Kaydet
a- | +A
Kimseyi üzmemeli Bu zât bir sohbetinde buyurdu ki; (Ey insan, Kaç, uzaklaş daima kötülerin yanından. Zira "kötü arkadaş", insanı azdırır hep, Kişinin helâkine, bunlardır asıl sebep. İnsan zarar görse de, şeytan veya nefsinden, O, daha zararlıdır hattâ bu ikisinden. Şeytan, sanki ağzını dayamış kalbimize, Gece gündüz durmadan, vesvese verir bize. Lâkin bir vesveseyi, verir ancak bir defa, Eğer aldatamazsa, söylemez onu daha. Allahü teâlâ da, bunu haber veriyor, (Şeytanın aldatması zaiftir) buyuruyor. Fakat nefs-i emmâre, hiç de böyle değildir, O, yüzbin şeytandan da, daha tehlikelidir. Saldırır kaplan gibi, hem de peşi peşine, İster ki atsın onu, Cehennem ateşine.

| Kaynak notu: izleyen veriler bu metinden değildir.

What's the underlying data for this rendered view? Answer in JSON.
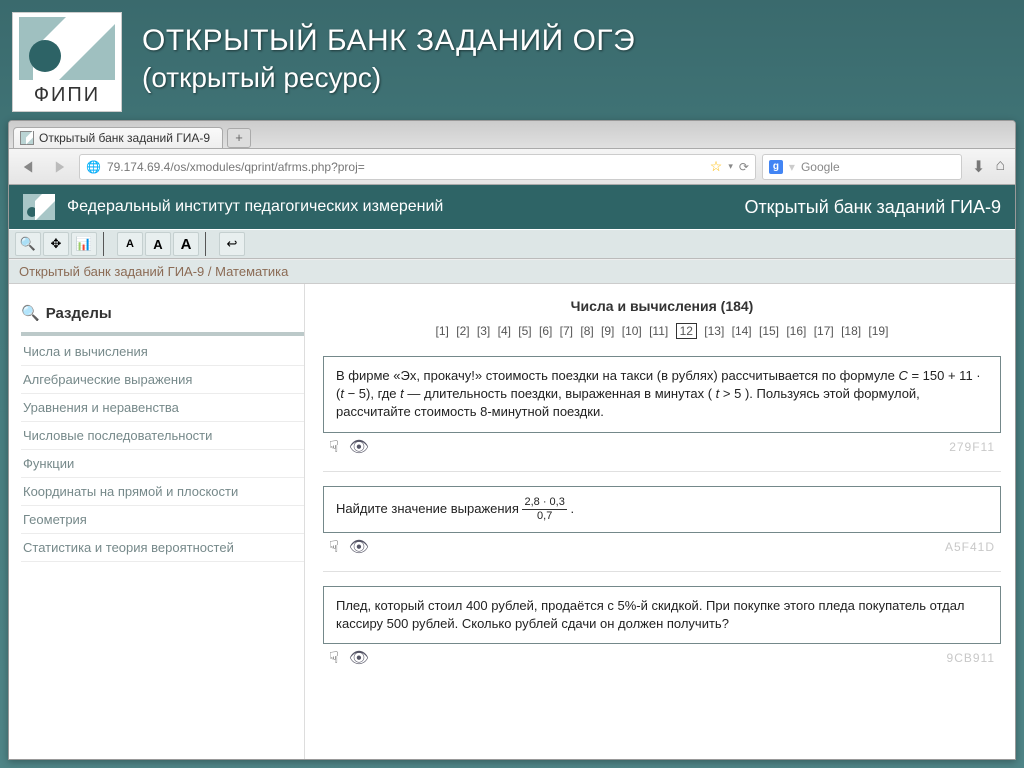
{
  "header": {
    "title_line1": "ОТКРЫТЫЙ БАНК ЗАДАНИЙ ОГЭ",
    "title_line2": "(открытый ресурс)",
    "fipi": "ФИПИ"
  },
  "browser": {
    "tab_title": "Открытый банк заданий ГИА-9",
    "url": "79.174.69.4/os/xmodules/qprint/afrms.php?proj=",
    "search_placeholder": "Google"
  },
  "site": {
    "left_title": "Федеральный институт педагогических измерений",
    "right_title": "Открытый банк заданий ГИА-9",
    "breadcrumb": "Открытый банк заданий ГИА-9 / Математика"
  },
  "sidebar": {
    "title": "Разделы",
    "items": [
      "Числа и вычисления",
      "Алгебраические выражения",
      "Уравнения и неравенства",
      "Числовые последовательности",
      "Функции",
      "Координаты на прямой и плоскости",
      "Геометрия",
      "Статистика и теория вероятностей"
    ]
  },
  "section": {
    "heading": "Числа и вычисления (184)",
    "pages": [
      "[1]",
      "[2]",
      "[3]",
      "[4]",
      "[5]",
      "[6]",
      "[7]",
      "[8]",
      "[9]",
      "[10]",
      "[11]",
      "12",
      "[13]",
      "[14]",
      "[15]",
      "[16]",
      "[17]",
      "[18]",
      "[19]"
    ],
    "current_page_index": 11
  },
  "tasks": [
    {
      "text_html": "В фирме «Эх, прокачу!» стоимость поездки на такси (в рублях) рассчитывается по формуле <span class='italic'>C</span> = 150 + 11 · (<span class='italic'>t</span> − 5), где <span class='italic'>t</span>  —  длительность поездки, выраженная в минутах ( <span class='italic'>t</span> > 5 ). Пользуясь этой формулой, рассчитайте стоимость 8-минутной поездки.",
      "id": "279F11"
    },
    {
      "text_html": "Найдите значение выражения <span class='frac'><span class='top'>2,8 · 0,3</span><span class='bot'>0,7</span></span> .",
      "id": "A5F41D"
    },
    {
      "text_html": "Плед, который стоил 400 рублей, продаётся с 5%-й скидкой. При покупке этого пледа покупатель отдал кассиру 500 рублей. Сколько рублей сдачи он должен получить?",
      "id": "9CB911"
    }
  ]
}
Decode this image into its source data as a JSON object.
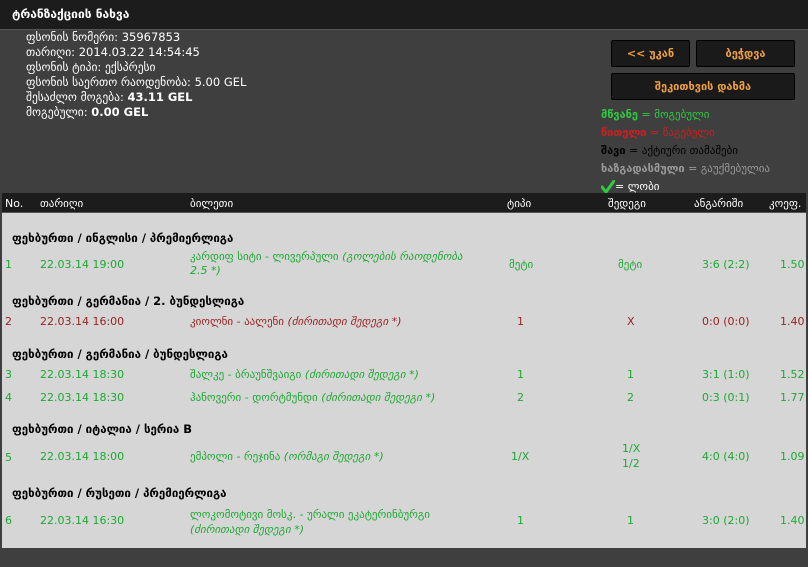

Hasmını, zaif olan noktasından yakalar, Uğraşır onun ile, tâ ölünceye kadar. Böyle şiddetli iken, lâkin nefs-i emmâre, Ondan, "Kötü arkadaş" zararlıdır bin kere. Zira hissettirmeden, insanı yavaş yavaş, Âdetâ cehenneme iter kötü arkadaş. Lâkin kötü arkadaş, olmaz yalnız insandan, Hep kötü arkadaştır, ne varsa ahlâk bozan. Kitap, dergi, gazete, bütün bozuk neşriyat, "Kötü arkadaş" olup, insanı eder ifsât.) Bir gün de buyurdu ki; (Her işte samimiyet, Yâni sırf "Allah için" olmalı halis niyet. Kalp ile doğru niyet etmedikçe bir kişi, Aslâ başlamamalı, yapmak için bir işi. Dünya ve âhirete yaramıyan şeylerle, Vakit geçirmemeli, zararlı işle hele. Önce İslâmiyeti, yâni ilmihâlini, Öğrenip, ona göre düzeltmeli halini. Evine, dinsizlerin, yahut mezhebsizlerin, Yazdığı kitapları, hiç getirmemelisin. Çünki o kitapları okuyan, zehirlenir, Hatta sonsuz olarak, azaba sürüklenir. Müslümanlık, sadece namaz oruç değildir, Bunlar, her müslümanın, kulluk vazifesidir. Kimseyi üzmemektir, bu dinde asıl gâye, Bunu yapan, kavuşur rıza-i ilâhiye. Âlimlerden birine sordular bir aralık; ("Ne ile belli olur, insanda evliyalık?") Buyurdu ki; ("Evliya, hep güler yüzlüdürler, Huyları iyi olup, özrü kabul ederler. Münakaşa etmezler ve cömerttirler gayet, Dinli dinsiz herkese ederler çok merhamet.)